Rep. Justin Everett, R-Littleton, came to the well to oppose the bill saying he worried that it infringed on civil liberties and Second Amendment rights — something he cautioned his colleagues against doing after a slew of gun-control motivated recalls contributed to three Democratic senators losing their seats.
“This bill does not address the rights of gun owners in Colorado at all,” said Gardner. He added that he does not feel the bill infringes on civil liberties either.
“The worst deprivation of civil liberties is failing to provide help to someone who needs it and ends up taking their life or the life of a family member,” he said.
Ultimately, despite RMGO blacklisting, the measure passed with a bipartisan vote of 43-22 and now heads to the Senate.
Senate to ask voters if they’d like to update constitutional privacy rights
Sen. Kevin Lundberg, R-Berthoud, either saw the above clip or the joke is just too good not to be made by many. Anyhow, it goes like this, “At least we can be well assured that among all the federal agencies out there, the National Security Agency is really listening to you…”

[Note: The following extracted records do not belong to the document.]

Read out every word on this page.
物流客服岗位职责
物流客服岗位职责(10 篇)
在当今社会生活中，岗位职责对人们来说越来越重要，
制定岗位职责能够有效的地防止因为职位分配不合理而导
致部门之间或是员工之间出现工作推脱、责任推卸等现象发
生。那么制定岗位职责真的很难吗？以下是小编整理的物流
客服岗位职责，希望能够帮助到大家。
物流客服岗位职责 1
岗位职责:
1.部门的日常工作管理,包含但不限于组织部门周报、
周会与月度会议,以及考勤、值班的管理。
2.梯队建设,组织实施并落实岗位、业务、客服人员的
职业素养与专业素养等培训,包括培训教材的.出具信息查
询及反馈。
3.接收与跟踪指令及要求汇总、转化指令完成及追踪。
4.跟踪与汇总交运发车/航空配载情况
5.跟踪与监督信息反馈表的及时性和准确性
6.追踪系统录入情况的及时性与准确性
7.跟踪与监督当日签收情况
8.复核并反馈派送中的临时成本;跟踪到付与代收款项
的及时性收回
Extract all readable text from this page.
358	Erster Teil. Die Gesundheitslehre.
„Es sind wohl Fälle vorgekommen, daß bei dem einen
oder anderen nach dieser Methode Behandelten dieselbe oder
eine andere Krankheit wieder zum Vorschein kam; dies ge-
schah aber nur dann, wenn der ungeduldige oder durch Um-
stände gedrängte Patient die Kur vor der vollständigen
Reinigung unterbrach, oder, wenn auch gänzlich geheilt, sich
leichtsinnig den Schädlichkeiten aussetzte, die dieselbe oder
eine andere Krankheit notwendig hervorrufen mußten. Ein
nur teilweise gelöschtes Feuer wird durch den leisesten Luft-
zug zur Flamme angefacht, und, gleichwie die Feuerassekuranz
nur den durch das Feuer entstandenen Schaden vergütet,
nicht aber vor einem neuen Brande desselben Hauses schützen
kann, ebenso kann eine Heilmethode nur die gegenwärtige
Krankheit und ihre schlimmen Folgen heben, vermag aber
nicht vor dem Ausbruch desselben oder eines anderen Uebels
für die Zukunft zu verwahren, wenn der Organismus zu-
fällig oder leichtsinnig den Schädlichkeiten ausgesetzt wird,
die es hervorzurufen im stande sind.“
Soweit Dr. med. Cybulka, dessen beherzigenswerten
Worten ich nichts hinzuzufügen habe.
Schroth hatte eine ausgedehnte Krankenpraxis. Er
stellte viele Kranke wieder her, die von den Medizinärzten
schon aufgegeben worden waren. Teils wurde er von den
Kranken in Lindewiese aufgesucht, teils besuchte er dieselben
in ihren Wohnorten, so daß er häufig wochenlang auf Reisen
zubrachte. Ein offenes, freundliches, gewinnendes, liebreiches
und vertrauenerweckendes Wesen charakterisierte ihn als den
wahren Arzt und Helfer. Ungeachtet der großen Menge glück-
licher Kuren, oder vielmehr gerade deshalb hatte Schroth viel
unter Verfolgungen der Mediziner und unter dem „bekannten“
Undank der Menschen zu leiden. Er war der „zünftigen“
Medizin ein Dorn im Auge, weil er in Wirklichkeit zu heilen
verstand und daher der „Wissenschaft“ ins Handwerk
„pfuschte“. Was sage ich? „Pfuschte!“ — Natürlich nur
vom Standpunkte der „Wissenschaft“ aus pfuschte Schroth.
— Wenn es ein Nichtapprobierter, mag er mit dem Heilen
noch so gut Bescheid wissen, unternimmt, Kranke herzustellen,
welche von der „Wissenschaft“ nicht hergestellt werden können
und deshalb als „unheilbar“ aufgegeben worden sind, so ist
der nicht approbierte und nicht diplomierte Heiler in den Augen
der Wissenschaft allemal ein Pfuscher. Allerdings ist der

Co-sponsored by Senate President Morgan Carroll, D-Aurora, and Sen. Greg Brophy, R-Wray, SCR 2 taps into the current zeitgeist, which is rightly concerned with digital privacy, by asking Colorado voters if they want to update the state Constitution’s language about privacy to include private digital records.
There was some debate on the floor about whether adding protection for people’s private electronic data from unreasonable searches and seizures would really keep the federal agencies out of Coloradans’ emails. Some, like Lundberg, believed it would, or at least that the federal government would have to actively invoke supremacy in order to access records.
In any case, if voters approve it, the amendment will update privacy standards at least as far as state government oversight is concerned. That would insure the privacy of communications like email, or direct Twitter or Facebook messages. It would exclude public postings to your Facebook wall, Twitter, Instagram etc.
The measure needed at least 24 votes in the Senate to get on the ballot, but it got the whole chamber, passing 34-0.
Slate of telecom bills fly through Senate
In an effort to push that much-desired high-speed internet lifestyle out to Colorado’s rural communities, a coalition of lawmakers brought forward five telecomm bills that will deregulate the telecommunications market and pull money once used for landlines into a broadband fund.
You can read our run-down of the individual bills here.
Despite serious concerns from the AARP and consumer advocacy groups that these bills could allow telecom companies to dramatically raise the rates for landline services — which many people residents rely on for both 911 and security services — the bills got near unanimous final approval in the Senate today.